Adding to my frustration at school was the presence of my brother, Paul. Known by the faculty as “the good Luvello,” Paul accepted anything the nuns told him with the same loving look displayed by dogs when fed unwanted table scraps after a meal. I wanted more than scraps. I wanted a place at the table.

It was this tendency to rebel, both verbally and physically, that landed me in frequent trouble at Saint Jerome’s. My transgressions ranged from openly questioning church doctrine to accidentally, sort of, running down an old nun on the school playground. My friend John still talks about the time our teacher told us Mary spent her entire life as a virgin. To the teacher’s chagrin, I asked if that was why Joseph died so long before she did.

The latter incident resulted in my mother’s first trip to the school principal’s office. When she told my father about her day, Dad almost spit out his coffee from laughing so hard. My mother always blamed him for my irreverent sense of humor.

For all my intentional misdeeds, it was my teacher’s reaction to a more honest question that bothered me the most. One of the nuns, Sister Michelle, yelled at our class for not paying attention during morning prayer. In a lecture we heard frequently, Sister told us our behavior was making God cry.

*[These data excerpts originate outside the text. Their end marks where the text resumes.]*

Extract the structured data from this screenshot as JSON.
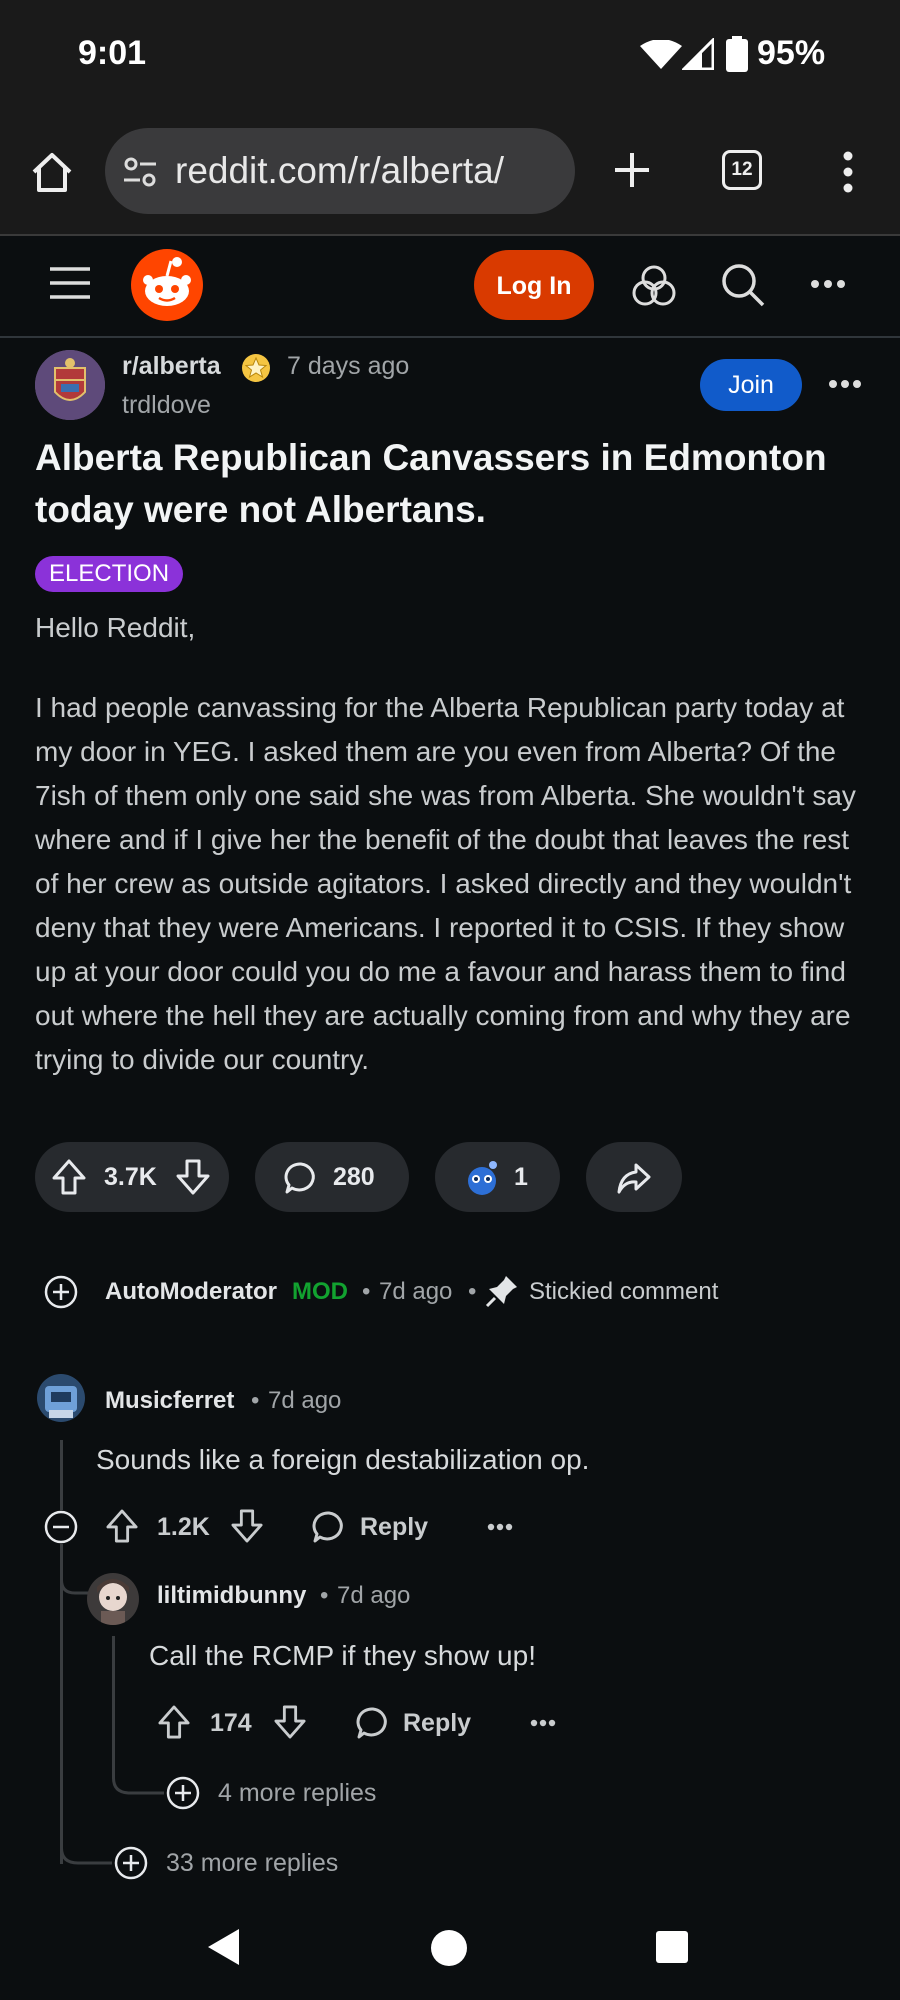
{
  "status_bar": {
    "time": "9:01",
    "battery": "95%",
    "icons": [
      "wifi-icon",
      "signal-icon",
      "battery-icon"
    ]
  },
  "browser": {
    "url": "reddit.com/r/alberta/",
    "tab_count": "12"
  },
  "reddit_header": {
    "login_label": "Log In"
  },
  "post": {
    "subreddit": "r/alberta",
    "time": "7 days ago",
    "author": "trdldove",
    "join_label": "Join",
    "title": "Alberta Republican Canvassers in Edmonton today were not Albertans.",
    "flair": "ELECTION",
    "greeting": "Hello Reddit,",
    "body": "I had people canvassing for the Alberta Republican party today at my door in YEG. I asked them are you even from Alberta? Of the 7ish of them only one said she was from Alberta. She wouldn't say where and if I give her the benefit of the doubt that leaves the rest of her crew as outside agitators. I asked directly and they wouldn't deny that they were Americans. I reported it to CSIS. If they show up at your door could you do me a favour and harass them to find out where the hell they are actually coming from and why they are trying to divide our country.",
    "upvotes": "3.7K",
    "comments": "280",
    "awards": "1"
  },
  "comments": {
    "automod": {
      "user": "AutoModerator",
      "badge": "MOD",
      "time": "7d ago",
      "sticky": "Stickied comment"
    },
    "c1": {
      "user": "Musicferret",
      "time": "7d ago",
      "text": "Sounds like a foreign destabilization op.",
      "votes": "1.2K",
      "reply": "Reply"
    },
    "c2": {
      "user": "liltimidbunny",
      "time": "7d ago",
      "text": "Call the RCMP if they show up!",
      "votes": "174",
      "reply": "Reply"
    },
    "more_nested": "4 more replies",
    "more_top": "33 more replies"
  },
  "colors": {
    "accent": "#d93a00",
    "join": "#115bca",
    "flair": "#8b32d9",
    "mod": "#12a230"
  }
}
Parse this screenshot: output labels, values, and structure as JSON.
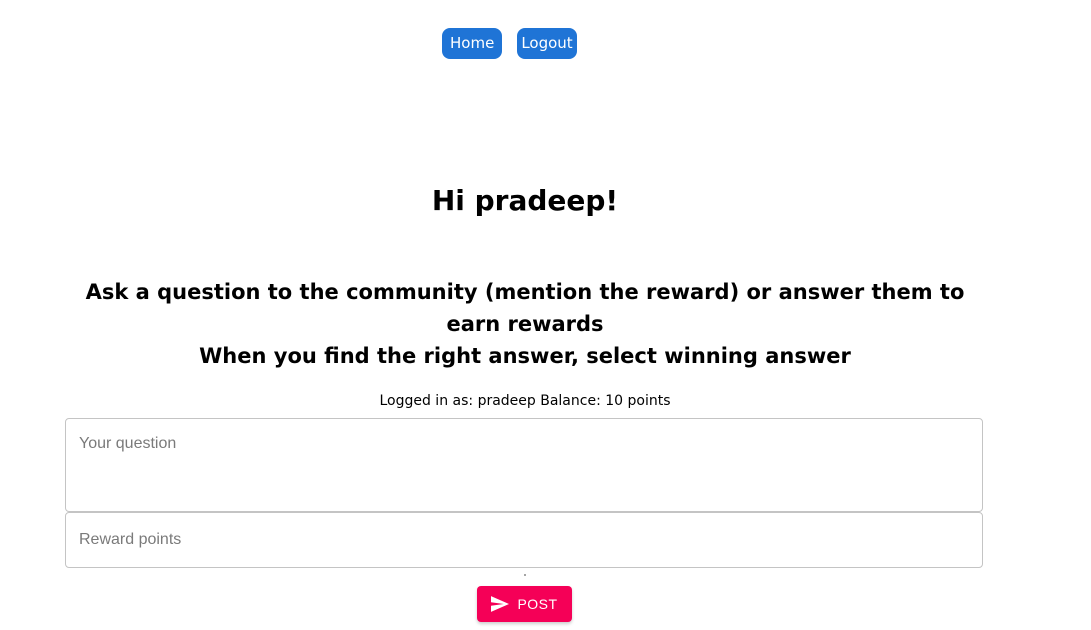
{
  "nav": {
    "home_label": "Home",
    "logout_label": "Logout",
    "button_color": "#1f74d6"
  },
  "greeting": "Hi pradeep!",
  "instructions": {
    "line1": "Ask a question to the community (mention the reward) or answer them to earn rewards",
    "line2": "When you find the right answer, select winning answer"
  },
  "status": {
    "text": "Logged in as: pradeep Balance: 10 points"
  },
  "form": {
    "question": {
      "value": "",
      "placeholder": "Your question"
    },
    "reward": {
      "value": "",
      "placeholder": "Reward points"
    },
    "post_label": "POST",
    "post_icon": "send-icon",
    "post_color": "#f50057"
  }
}
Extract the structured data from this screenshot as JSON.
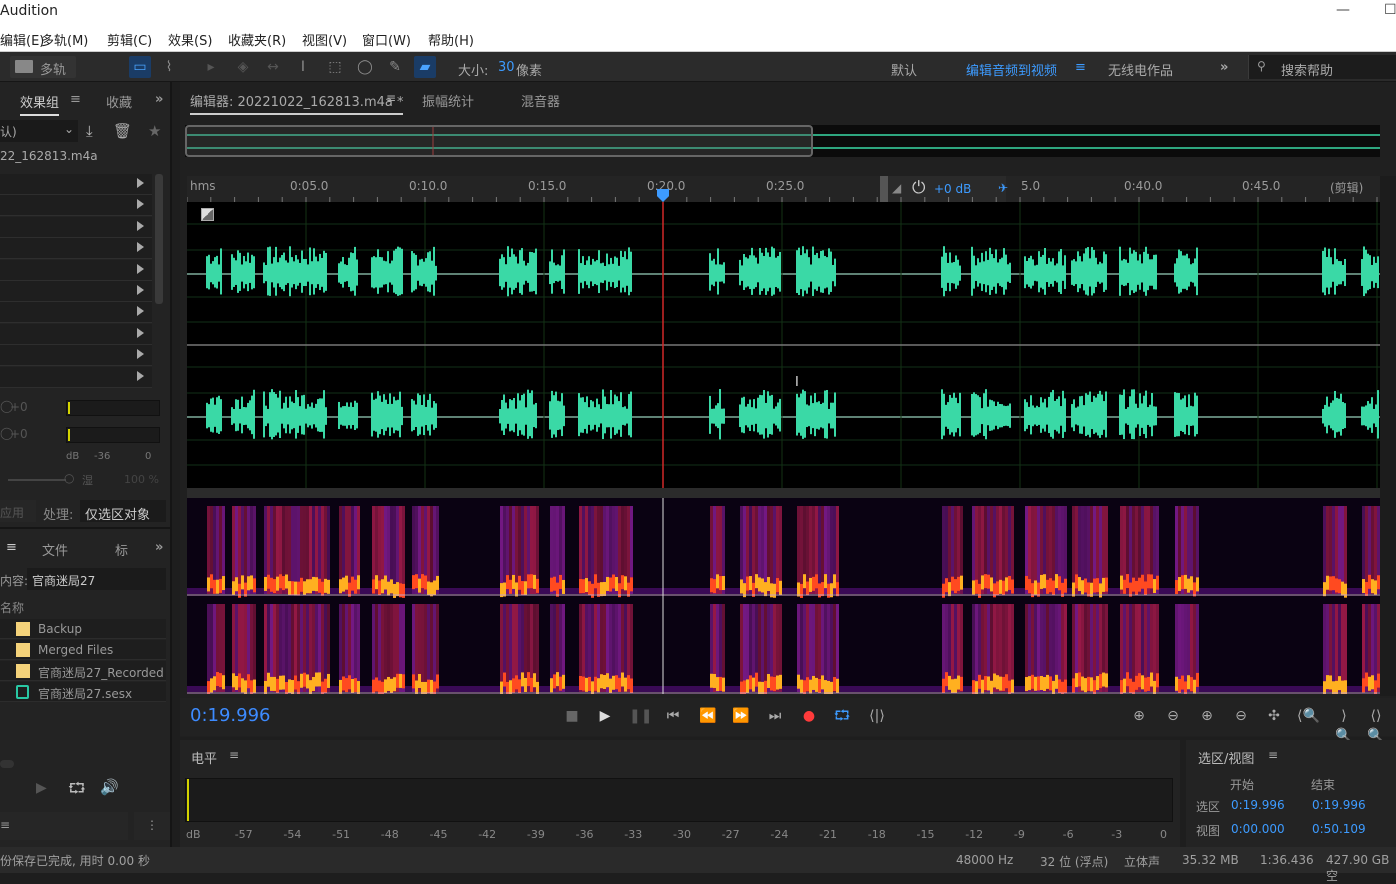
{
  "window": {
    "title": "Audition",
    "minimize": "—",
    "maximize": "☐"
  },
  "menu": [
    "编辑(E)",
    "多轨(M)",
    "剪辑(C)",
    "效果(S)",
    "收藏夹(R)",
    "视图(V)",
    "窗口(W)",
    "帮助(H)"
  ],
  "toolbar": {
    "multitrack_label": "多轨",
    "size_label": "大小:",
    "size_value": "30",
    "size_unit": "像素",
    "workspaces": [
      "默认",
      "编辑音频到视频",
      "无线电作品"
    ],
    "active_workspace": "编辑音频到视频",
    "overflow": "»",
    "search_placeholder": "搜索帮助"
  },
  "left_panel": {
    "tabs": [
      "效果组",
      "收藏"
    ],
    "preset_value": "认)",
    "file_label": "22_162813.m4a",
    "effect_slots": 10,
    "input_gain": "+0",
    "output_gain": "+0",
    "meter_scale": [
      "dB",
      "-36",
      "0"
    ],
    "mix_label": "湿",
    "mix_value": "100 %",
    "apply_label": "应用",
    "process_label": "处理:",
    "process_value": "仅选区对象",
    "files_tabs": [
      "文件",
      "标"
    ],
    "content_label": "内容:",
    "content_value": "官商迷局27",
    "name_header": "名称",
    "files": [
      {
        "name": "Backup",
        "type": "folder"
      },
      {
        "name": "Merged Files",
        "type": "folder"
      },
      {
        "name": "官商迷局27_Recorded",
        "type": "folder"
      },
      {
        "name": "官商迷局27.sesx",
        "type": "session"
      }
    ]
  },
  "editor": {
    "tabs": [
      "编辑器: 20221022_162813.m4a *",
      "振幅统计",
      "混音器"
    ],
    "ruler_unit": "hms",
    "ruler_labels": [
      "0:05.0",
      "0:10.0",
      "0:15.0",
      "0:20.0",
      "0:25.0",
      "5.0",
      "0:40.0",
      "0:45.0"
    ],
    "ruler_end": "(剪辑)",
    "hud_gain": "+0 dB",
    "playhead_time": "0:19.996",
    "total_view": "0:50.109"
  },
  "transport": {
    "timecode": "0:19.996",
    "buttons": [
      "stop",
      "play",
      "pause",
      "go-to-start",
      "rewind",
      "fast-forward",
      "go-to-end",
      "record",
      "loop",
      "skip-selection"
    ],
    "zoom_buttons": [
      "zoom-in-amplitude",
      "zoom-out-amplitude",
      "zoom-in-time",
      "zoom-out-time",
      "zoom-selection",
      "zoom-in-point",
      "zoom-out-point",
      "zoom-full"
    ]
  },
  "levels": {
    "title": "电平",
    "scale": [
      "dB",
      "-57",
      "-54",
      "-51",
      "-48",
      "-45",
      "-42",
      "-39",
      "-36",
      "-33",
      "-30",
      "-27",
      "-24",
      "-21",
      "-18",
      "-15",
      "-12",
      "-9",
      "-6",
      "-3",
      "0"
    ]
  },
  "selection_view": {
    "title": "选区/视图",
    "headers": [
      "开始",
      "结束"
    ],
    "rows": [
      {
        "label": "选区",
        "start": "0:19.996",
        "end": "0:19.996"
      },
      {
        "label": "视图",
        "start": "0:00.000",
        "end": "0:50.109"
      }
    ]
  },
  "status": {
    "message": "份保存已完成, 用时 0.00 秒",
    "sample_rate": "48000 Hz",
    "bit_depth": "32 位 (浮点)",
    "channels": "立体声",
    "file_size": "35.32 MB",
    "duration": "1:36.436",
    "free_space": "427.90 GB 空"
  },
  "colors": {
    "accent": "#3d9bff",
    "waveform": "#3ad9a6",
    "playhead": "#d02828",
    "record": "#ff3b3b"
  }
}
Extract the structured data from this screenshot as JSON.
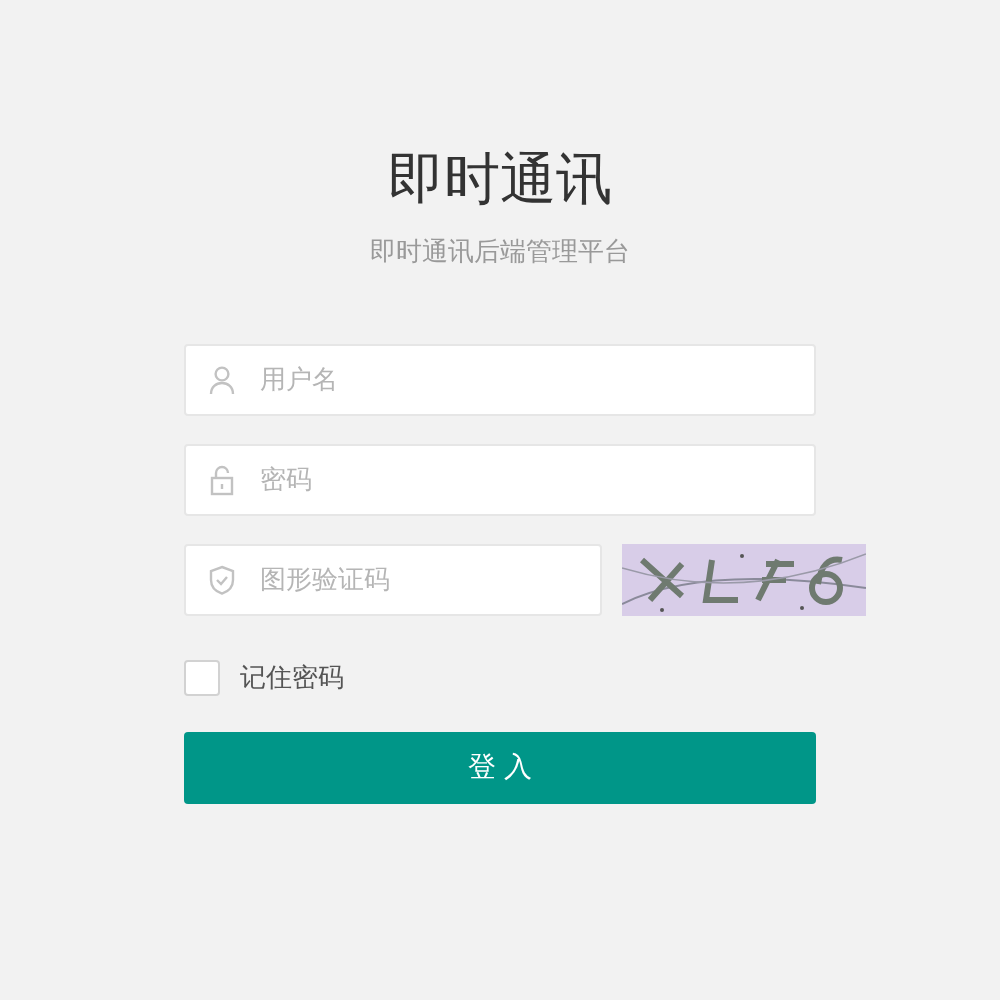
{
  "header": {
    "title": "即时通讯",
    "subtitle": "即时通讯后端管理平台"
  },
  "fields": [
    {
      "kind": "user",
      "placeholder": "用户名"
    },
    {
      "kind": "lock",
      "placeholder": "密码"
    }
  ],
  "captcha": {
    "placeholder": "图形验证码"
  },
  "remember": {
    "label": "记住密码",
    "checked": false
  },
  "submit": {
    "label": "登 入"
  }
}
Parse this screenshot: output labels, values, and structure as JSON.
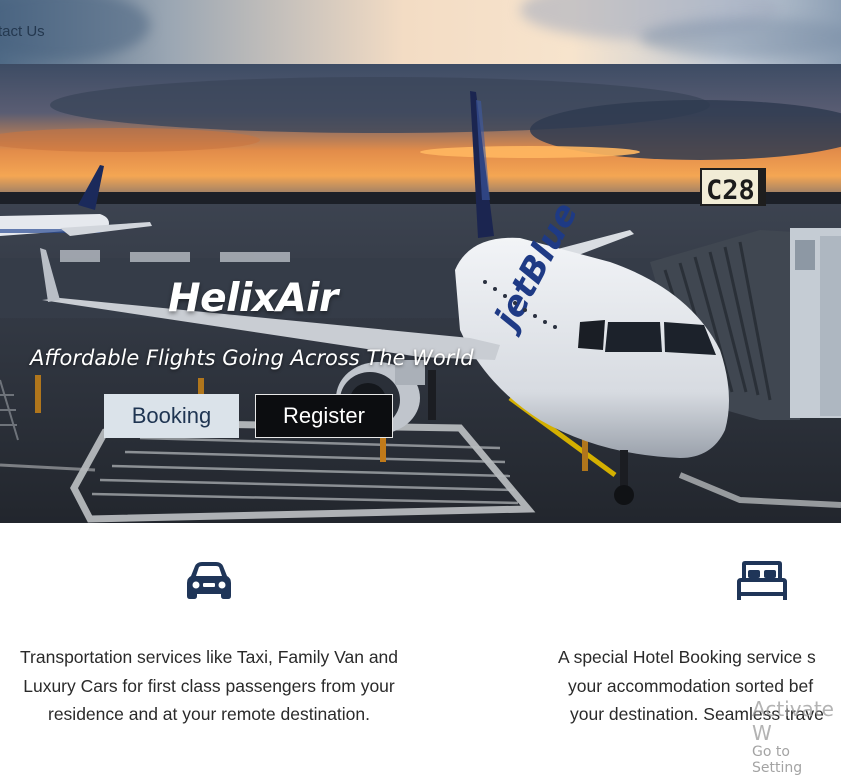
{
  "nav": {
    "contact_label": "tact Us"
  },
  "hero": {
    "brand": "HelixAir",
    "tagline": "Affordable Flights Going Across The World",
    "booking_label": "Booking",
    "register_label": "Register",
    "gate_sign": "C28",
    "plane_livery": "jetBlue"
  },
  "services": [
    {
      "icon": "car-icon",
      "lines": [
        "Transportation services like Taxi, Family Van and",
        "Luxury Cars for first class passengers from your",
        "residence and at your remote destination."
      ]
    },
    {
      "icon": "bed-icon",
      "lines": [
        "A special Hotel Booking service s",
        "your accommodation sorted bef",
        "your destination. Seamless trave"
      ]
    }
  ],
  "watermark": {
    "line1": "Activate W",
    "line2": "Go to Setting"
  },
  "colors": {
    "icon_navy": "#1f3558",
    "booking_bg": "#dbe3ea",
    "register_bg": "#0c0d10"
  }
}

I listened to these daily diatribes with only minimal attention. I knew God couldn’t cry as frequently as the nuns claimed. Chronically depressed patients in psychiatric wards don’t cry that often.

Whether it was from that thought or just general boredom, I raised my hand after this latest scolding and asked if God could laugh. Without trying to answer my question, Sister Michelle called me up in front of the class and rapped my hands with a ruler.

The punishment was minor, far less severe than what I’d received in other instances. What bothered me more was Sister’s reaction. My question had clearly appalled her, and I needed to know why.

After class, I gathered my courage and asked Sister Michelle what had been so improper about my query.

Looking surprised, she said, “There are some things you just shouldn’t ask.”

It wasn’t until recently I realized she was right.